Farei una premessa: penso che qualsiasi forma, modalità e strumento che avvicini il pubblico alla storia sia lodevole e meritoria, in particolare in un periodo in cui la disciplina specifica e le scienze umane in generale stanno affrontando un momento di attacco e crisi rispetto ad altre forme del sapere più dominanti. La SISLav del resto, come ho già ricordato, si è sempre posta in maniera aperta al dialogo con altre discipline. Concretamente, poi, abbiamo fin da subito sostenuto la necessità di un incontro con il mondo “esterno” all’accademia e con la ricchezza e varietà di contesti in cui il lavoro è tema di iniziative, ricerche militanti, archivi della memoria: la nostra assemblea annuale nel 2015 (a soli tre anni dalla fondazione della Società) ha affrontato direttamente questi temi in collaborazione con operatori di musei, archivi storici, associazioni culturali. Del resto, e purtroppo, gran parte delle nuove generazioni svolge il suo percorso, in forme più o meno precarie, al di fuori dell’accademia, in associazioni e gruppi che curano la memoria del lavoro e la salvaguardia di esperienze di lavoro che oggi rischiano sempre più di scomparire a causa di miopi visioni politiche che considerano la cultura come qualcosa di improduttivo. La SISLav vuole così essere uno spazio di confronto, discussione e conoscenza reciproca, di circolazione di idee ed esperienze in tutte le attività di divulgazione, diffusione ed elaborazione di senso comune intorno al lavoro ed alla sua storia. Al rapporto con le digital humanities, poi, si lega tutta una riflessione che da poco abbiamo iniziato sulla situazione degli archivi e su tutti i problemi di tutela e valorizzazione della documentazione, questione che senza dubbio rappresenta un punto d’incontro tra le esigenze della storiografia scientifica e le iniziative di impegno sul territorio di gruppi e associazioni.

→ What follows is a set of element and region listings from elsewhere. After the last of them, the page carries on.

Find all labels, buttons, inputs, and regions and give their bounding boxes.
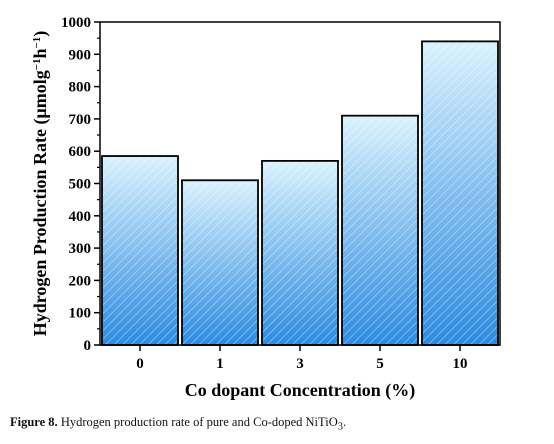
bar-10 [421,40,499,346]
y-axis: 0 100 200 300 400 500 600 700 800 900 1000 [61,15,100,354]
y-axis-title-end: ) [30,31,51,37]
y-tick-label-400: 400 [69,209,92,225]
bar-1 [181,179,259,346]
plot-frame [99,21,501,346]
y-tick-label-800: 800 [69,80,92,96]
y-tick-label-700: 700 [69,112,92,128]
bar-5 [341,114,419,346]
figure-caption: Figure 8. Hydrogen production rate of pu… [10,415,346,433]
bar-outline-1 [181,179,259,346]
x-axis: 0 1 3 5 10 [136,345,468,372]
y-tick-label-1000: 1000 [61,15,91,31]
y-axis-title-sup1: −1 [31,58,43,70]
y-axis-title-mid: h [30,48,50,58]
bar-3 [261,159,339,346]
caption-end: . [342,415,347,429]
y-tick-label-200: 200 [69,273,92,289]
y-tick-label-300: 300 [69,241,92,257]
caption-label: Figure 8. [10,415,58,429]
bar-outline-0 [101,155,179,346]
y-tick-label-0: 0 [84,338,92,354]
bar-outline-10 [421,40,499,346]
caption-subscript: 3 [337,421,343,433]
x-tick-label-3: 3 [296,356,304,372]
y-axis-title-sup2: −1 [31,37,43,49]
x-tick-label-1: 1 [216,356,224,372]
x-tick-label-10: 10 [453,356,468,372]
bar-outline-3 [261,159,339,346]
bars-group [101,40,499,346]
y-axis-title: Hydrogen Production Rate (μmolg−1h−1) [30,31,51,337]
caption-text: Hydrogen production rate of pure and Co-… [60,415,338,429]
bar-outline-5 [341,114,419,346]
y-axis-title-main: Hydrogen Production Rate (μmolg [30,70,51,336]
x-axis-title: Co dopant Concentration (%) [185,380,416,401]
y-tick-label-600: 600 [69,144,92,160]
bar-0 [101,155,179,346]
y-tick-label-900: 900 [69,47,92,63]
x-tick-label-0: 0 [136,356,144,372]
y-tick-label-500: 500 [69,177,92,193]
y-tick-label-100: 100 [69,306,92,322]
x-tick-label-5: 5 [376,356,384,372]
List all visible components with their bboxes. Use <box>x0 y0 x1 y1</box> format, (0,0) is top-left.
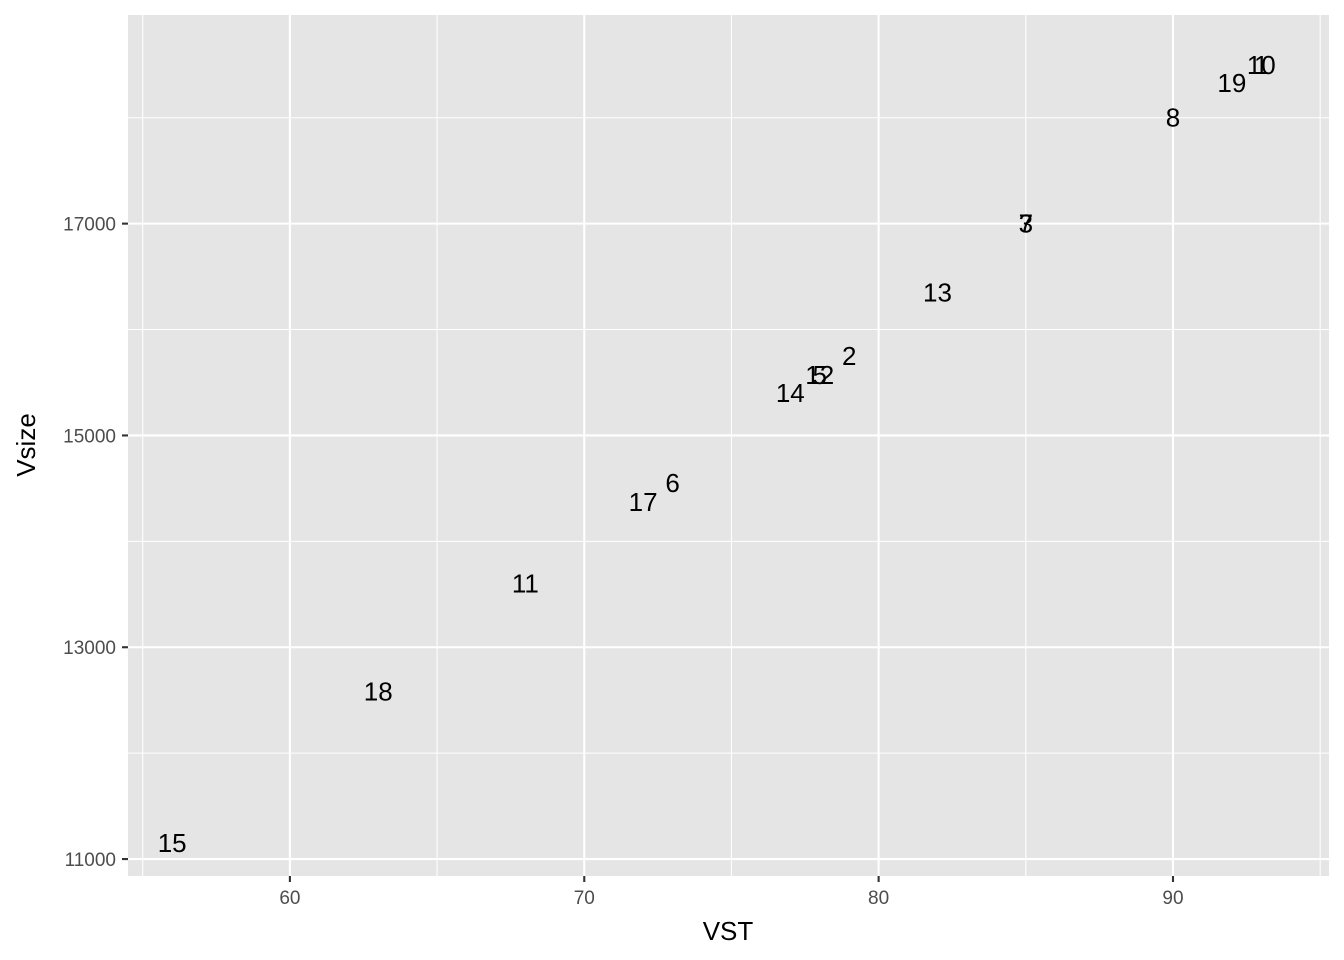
y-tick-label: 13000 <box>63 638 116 659</box>
point-label: 17 <box>629 487 658 517</box>
point-label: 6 <box>665 468 679 498</box>
x-tick-label: 70 <box>574 888 595 909</box>
point-label: 19 <box>1217 68 1246 98</box>
point-label: 10 <box>1247 50 1276 80</box>
point-label: 11 <box>512 569 539 599</box>
plot-panel <box>128 15 1329 876</box>
point-label: 3 <box>1019 209 1033 239</box>
tick-labels: 60 70 80 90 11000 13000 15000 17000 <box>63 215 1183 909</box>
y-tick-label: 11000 <box>65 850 116 871</box>
point-label: 15 <box>158 828 187 858</box>
grid-lines <box>128 15 1329 876</box>
y-tick-label: 17000 <box>63 215 116 236</box>
x-axis-title: VST <box>703 916 754 946</box>
point-label: 2 <box>842 341 856 371</box>
x-tick-label: 80 <box>868 888 889 909</box>
point-label: 18 <box>364 677 393 707</box>
point-label: 12 <box>805 360 834 390</box>
y-axis-title: Vsize <box>11 413 41 477</box>
y-tick-label: 15000 <box>63 426 116 447</box>
x-tick-label: 90 <box>1162 888 1183 909</box>
point-label: 14 <box>776 378 805 408</box>
point-label: 7 <box>1019 209 1033 239</box>
axis-ticks <box>122 222 1175 882</box>
x-tick-label: 60 <box>279 888 300 909</box>
point-label: 8 <box>1166 103 1180 133</box>
point-label: 5 <box>813 360 827 390</box>
point-label: 1 <box>1254 50 1268 80</box>
point-label: 13 <box>923 277 952 307</box>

Tutto questo, però, non deve far dimenticare alcuni punti che ritengo essenziali. Il primo è la necessità di evitare, in seno all’Associazione come in altri contesti, le divisioni, le contrapposizioni e gli isolamenti che hanno contribuito a impoverire, in un verso o nell’altro, la scienza storica. Per dirla in altri termini: non esistono, nella SISLav, storici di uno o dell’altro tipo, “veri” storici o storici “del futuro” (come purtroppo sento dire in più contesti), così come non esistono modi privilegiati di fare o di comunicare la storia del lavoro, perché l’importanza di una ricerca non dipende dal contenitore con cui è trasmessa, ma dal contenuto e da come è stato realizzato. Il secondo punto – e il più importante – risiede nel fatto che la centralità delle domande è più importante dei temi, delle metodologie e delle forme di comunicazione: perché solo concentrandoci su quelle potremo contribuire a far conoscere la complessità del mondo che ci circonda.